Recogidas las cálidas ovaciones, con exhibición de una bandera mexicana desde uno de los palcos superiores, Camarena despidió al Mariachi y regresó al escenario para un único bis, de nuevo con la colaboración de la Orquesta Ciudad de Granada, que estuvo francamente bien toda la noche, sobre todo teniendo en cuenta la variedad de estilos (dio su medida en la obertura de Anna Bolena, una ópera que falta en el Real, y en la España de Chabrier, idiomática y ajustada, sin despendole). Al éxito contribuyó también el director, Iván López Reynoso, eficaz en la labor concertadora, muy pendiente siempre del cantante, evitando taparlo. Podía esperarse más en la obertura de I Vespri siciliani, donde faltaron todos los matices posibles en favor de una versión rutinaria, como tantas otras.

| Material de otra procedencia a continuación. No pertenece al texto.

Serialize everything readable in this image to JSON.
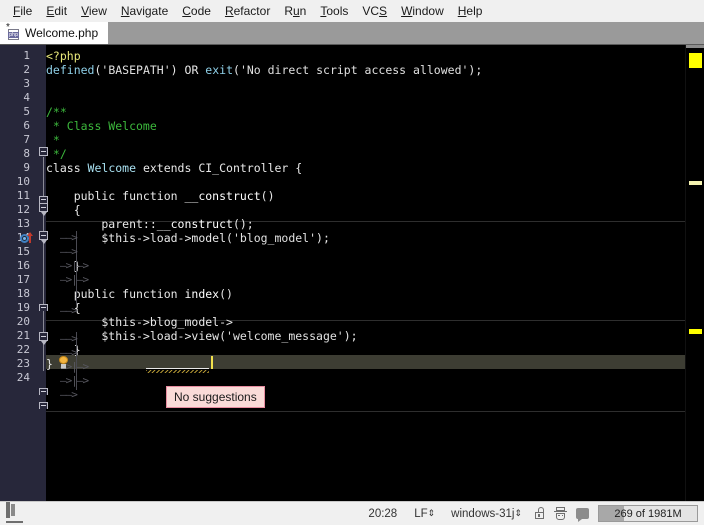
{
  "menu": {
    "items": [
      {
        "label": "File",
        "mnemonic": "F"
      },
      {
        "label": "Edit",
        "mnemonic": "E"
      },
      {
        "label": "View",
        "mnemonic": "V"
      },
      {
        "label": "Navigate",
        "mnemonic": "N"
      },
      {
        "label": "Code",
        "mnemonic": "C"
      },
      {
        "label": "Refactor",
        "mnemonic": "R"
      },
      {
        "label": "Run",
        "mnemonic": "u"
      },
      {
        "label": "Tools",
        "mnemonic": "T"
      },
      {
        "label": "VCS",
        "mnemonic": "S"
      },
      {
        "label": "Window",
        "mnemonic": "W"
      },
      {
        "label": "Help",
        "mnemonic": "H"
      }
    ]
  },
  "tabs": {
    "active": "Welcome.php",
    "items": [
      {
        "label": "Welcome.php",
        "icon": "php-file-icon",
        "modified_marker": "*"
      }
    ]
  },
  "editor": {
    "language": "php",
    "current_line": 20,
    "total_lines": 24,
    "line_numbers": [
      "1",
      "2",
      "3",
      "4",
      "5",
      "6",
      "7",
      "8",
      "9",
      "10",
      "11",
      "12",
      "13",
      "14",
      "15",
      "16",
      "17",
      "18",
      "19",
      "20",
      "21",
      "22",
      "23",
      "24"
    ],
    "lines": [
      {
        "n": 1,
        "text": "<?php"
      },
      {
        "n": 2,
        "text": "defined('BASEPATH') OR exit('No direct script access allowed');"
      },
      {
        "n": 3,
        "text": ""
      },
      {
        "n": 4,
        "text": ""
      },
      {
        "n": 5,
        "text": "/**"
      },
      {
        "n": 6,
        "text": " * Class Welcome"
      },
      {
        "n": 7,
        "text": " *"
      },
      {
        "n": 8,
        "text": " */"
      },
      {
        "n": 9,
        "text": "class Welcome extends CI_Controller {"
      },
      {
        "n": 10,
        "text": ""
      },
      {
        "n": 11,
        "text": "    public function __construct()"
      },
      {
        "n": 12,
        "text": "    {"
      },
      {
        "n": 13,
        "text": "        parent::__construct();"
      },
      {
        "n": 14,
        "text": "        $this->load->model('blog_model');"
      },
      {
        "n": 15,
        "text": ""
      },
      {
        "n": 16,
        "text": "    }"
      },
      {
        "n": 17,
        "text": ""
      },
      {
        "n": 18,
        "text": "    public function index()"
      },
      {
        "n": 19,
        "text": "    {"
      },
      {
        "n": 20,
        "text": "        $this->blog_model->"
      },
      {
        "n": 21,
        "text": "        $this->load->view('welcome_message');"
      },
      {
        "n": 22,
        "text": "    }"
      },
      {
        "n": 23,
        "text": "}"
      },
      {
        "n": 24,
        "text": ""
      }
    ],
    "gutter_icons": [
      {
        "line": 11,
        "name": "override-method-icon"
      },
      {
        "line": 20,
        "name": "intention-bulb-icon"
      }
    ],
    "popup": {
      "text": "No suggestions"
    },
    "colors": {
      "background": "#000000",
      "gutter": "#27273a",
      "comment": "#3cb83c",
      "keyword": "#e8e87a",
      "function": "#8fd0e8",
      "caret": "#f2e14c",
      "current_line": "#3d3d33",
      "marker_warning": "#ffff00"
    }
  },
  "statusbar": {
    "time": "20:28",
    "line_separator": "LF",
    "encoding": "windows-31j",
    "icons": [
      {
        "name": "lock-icon"
      },
      {
        "name": "hector-inspector-icon"
      },
      {
        "name": "event-log-bubble-icon"
      }
    ],
    "memory": {
      "label": "269 of 1981M",
      "used_percent": 25
    },
    "left_icon": {
      "name": "tool-windows-icon"
    }
  }
}
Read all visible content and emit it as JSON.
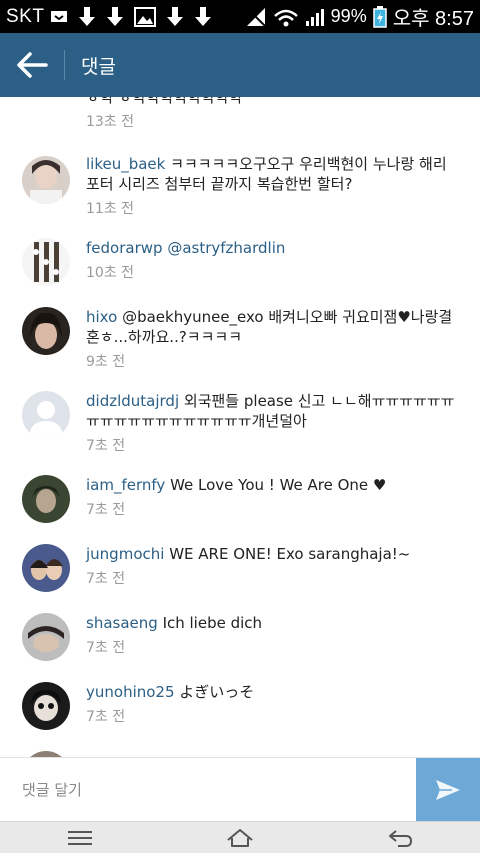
{
  "status_bar": {
    "carrier": "SKT",
    "battery": "99%",
    "time": "오후 8:57",
    "icons": [
      "message-icon",
      "download-icon",
      "download-icon",
      "image-icon",
      "download-icon",
      "download-icon",
      "mute-icon",
      "wifi-icon",
      "signal-icon",
      "battery-charging-icon"
    ]
  },
  "header": {
    "title": "댓글",
    "back_icon": "arrow-left-icon"
  },
  "comments": [
    {
      "username": "",
      "text": "ㅎ학 ㅎ학학학학학학학학",
      "time": "13초 전"
    },
    {
      "username": "likeu_baek",
      "text": "ㅋㅋㅋㅋㅋ오구오구 우리백현이 누나랑 해리포터 시리즈 첨부터 끝까지 복습한번 할터?",
      "time": "11초 전"
    },
    {
      "username": "fedorarwp",
      "text": "@astryfzhardlin",
      "time": "10초 전"
    },
    {
      "username": "hixo",
      "text": "@baekhyunee_exo  배켜니오빠 귀요미잼♥나랑결혼ㅎ...하까요..?ㅋㅋㅋㅋ",
      "time": "9초 전"
    },
    {
      "username": "didzldutajrdj",
      "text": "외국팬들 please 신고 ㄴㄴ해ㅠㅠㅠㅠㅠㅠㅠㅠㅠㅠㅠㅠㅠㅠㅠㅠㅠㅠ개년덜아",
      "time": "7초 전"
    },
    {
      "username": "iam_fernfy",
      "text": "We Love You ! We Are One ♥",
      "time": "7초 전"
    },
    {
      "username": "jungmochi",
      "text": "WE ARE ONE! Exo saranghaja!~",
      "time": "7초 전"
    },
    {
      "username": "shasaeng",
      "text": "Ich liebe dich",
      "time": "7초 전"
    },
    {
      "username": "yunohino25",
      "text": "よぎいっそ",
      "time": "7초 전"
    }
  ],
  "input": {
    "placeholder": "댓글 달기",
    "send_icon": "send-icon"
  },
  "nav": [
    "menu-icon",
    "home-icon",
    "back-icon"
  ],
  "colors": {
    "action_bar": "#2b5f86",
    "username": "#2b5f86",
    "send_button": "#6da8d6",
    "timestamp": "#9a9a9a"
  }
}
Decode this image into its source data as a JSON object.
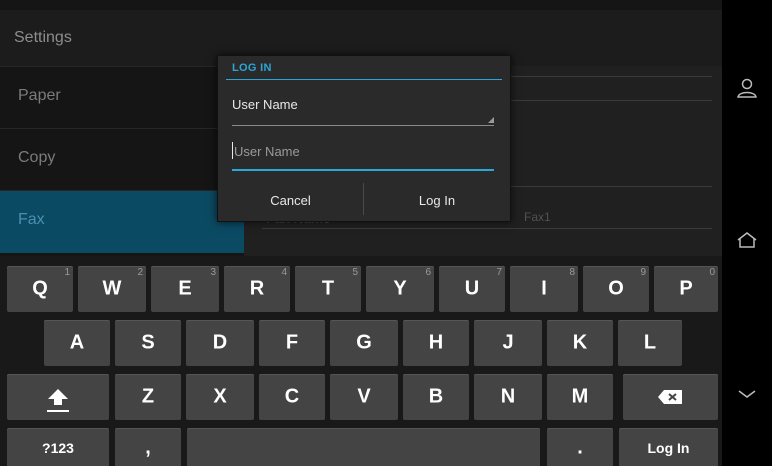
{
  "topbar": {
    "title": "Settings"
  },
  "menu": {
    "items": [
      {
        "label": "Paper"
      },
      {
        "label": "Copy"
      },
      {
        "label": "Fax"
      }
    ]
  },
  "content": {
    "fax_name_label": "Fax Name",
    "fax_name_value": "Fax1"
  },
  "dialog": {
    "title": "LOG IN",
    "spinner_value": "User Name",
    "input_placeholder": "User Name",
    "cancel_label": "Cancel",
    "login_label": "Log In"
  },
  "keyboard": {
    "row1": [
      {
        "label": "Q",
        "hint": "1"
      },
      {
        "label": "W",
        "hint": "2"
      },
      {
        "label": "E",
        "hint": "3"
      },
      {
        "label": "R",
        "hint": "4"
      },
      {
        "label": "T",
        "hint": "5"
      },
      {
        "label": "Y",
        "hint": "6"
      },
      {
        "label": "U",
        "hint": "7"
      },
      {
        "label": "I",
        "hint": "8"
      },
      {
        "label": "O",
        "hint": "9"
      },
      {
        "label": "P",
        "hint": "0"
      }
    ],
    "row2": [
      {
        "label": "A"
      },
      {
        "label": "S"
      },
      {
        "label": "D"
      },
      {
        "label": "F"
      },
      {
        "label": "G"
      },
      {
        "label": "H"
      },
      {
        "label": "J"
      },
      {
        "label": "K"
      },
      {
        "label": "L"
      }
    ],
    "row3": [
      {
        "label": "Z"
      },
      {
        "label": "X"
      },
      {
        "label": "C"
      },
      {
        "label": "V"
      },
      {
        "label": "B"
      },
      {
        "label": "N"
      },
      {
        "label": "M"
      }
    ],
    "symbols_label": "?123",
    "comma_label": ",",
    "period_label": ".",
    "action_label": "Log In"
  },
  "icons": {
    "shift": "shift-icon",
    "backspace": "backspace-icon",
    "user": "user-icon",
    "home": "home-icon",
    "back": "back-chevron-icon"
  },
  "colors": {
    "accent": "#2aa7d6",
    "selected_menu": "#0b4a63"
  }
}
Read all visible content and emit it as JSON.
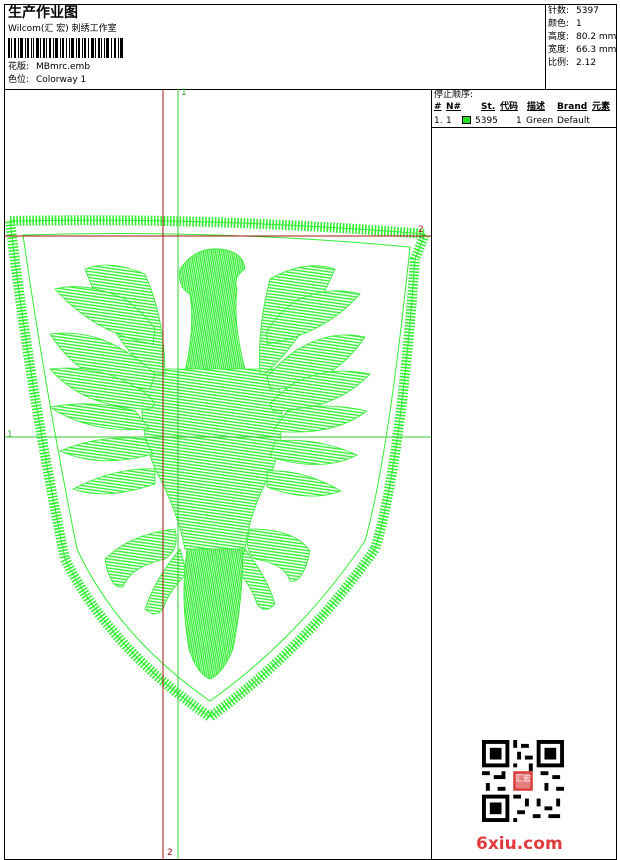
{
  "header": {
    "title": "生产作业图",
    "subtitle": "Wilcom(汇 宏) 刺绣工作室",
    "design_label": "花版:",
    "design_value": "MBmrc.emb",
    "colorway_label": "色位:",
    "colorway_value": "Colorway 1"
  },
  "stats": {
    "stitches_label": "针数:",
    "stitches_value": "5397",
    "colors_label": "颜色:",
    "colors_value": "1",
    "height_label": "高度:",
    "height_value": "80.2 mm",
    "width_label": "宽度:",
    "width_value": "66.3 mm",
    "ratio_label": "比例:",
    "ratio_value": "2.12"
  },
  "stop_sequence": {
    "title": "停止顺序:",
    "columns": [
      "#",
      "N#",
      "St.",
      "代码",
      "描述",
      "Brand",
      "元素"
    ],
    "rows": [
      {
        "num": "1.",
        "needle": "1",
        "stitches": "5395",
        "code": "1",
        "description": "Green",
        "brand": "Default",
        "color": "#22dd22"
      }
    ]
  },
  "guides": {
    "h1_label": "1",
    "v1_label": "1",
    "h2_label": "2",
    "v2_label": "2"
  },
  "colors": {
    "thread": "#33ee33",
    "guide_green": "#33cc33",
    "guide_red": "#aa1111",
    "watermark": "#e03a3e"
  },
  "watermark": "6xiu.com",
  "qr_icon": "qr-code-icon",
  "seal_text": "汇宏"
}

El colofón, con la audiencia mayoritariamente entregada, lo puso esa joya titulada Contigo en la distancia, muy bien dicha, pero qué quieren que les diga… Puestos a elegir, en un repertorio con tantos ilustres representantes, más afines al estilo, uno se quedaría colgado entre dos posibles: el poderío de Alfredo Sadel, aquel venezolano que en algún momento se pasó a la ópera, o la dulzura de Caetano Veloso. Y por cierto, si para la próxima Camarena vuelve a comparecer con sus amigos, que el teatro reparta unos tragos de tequila. Si se trata de festejar, que sea ya por todo lo alto.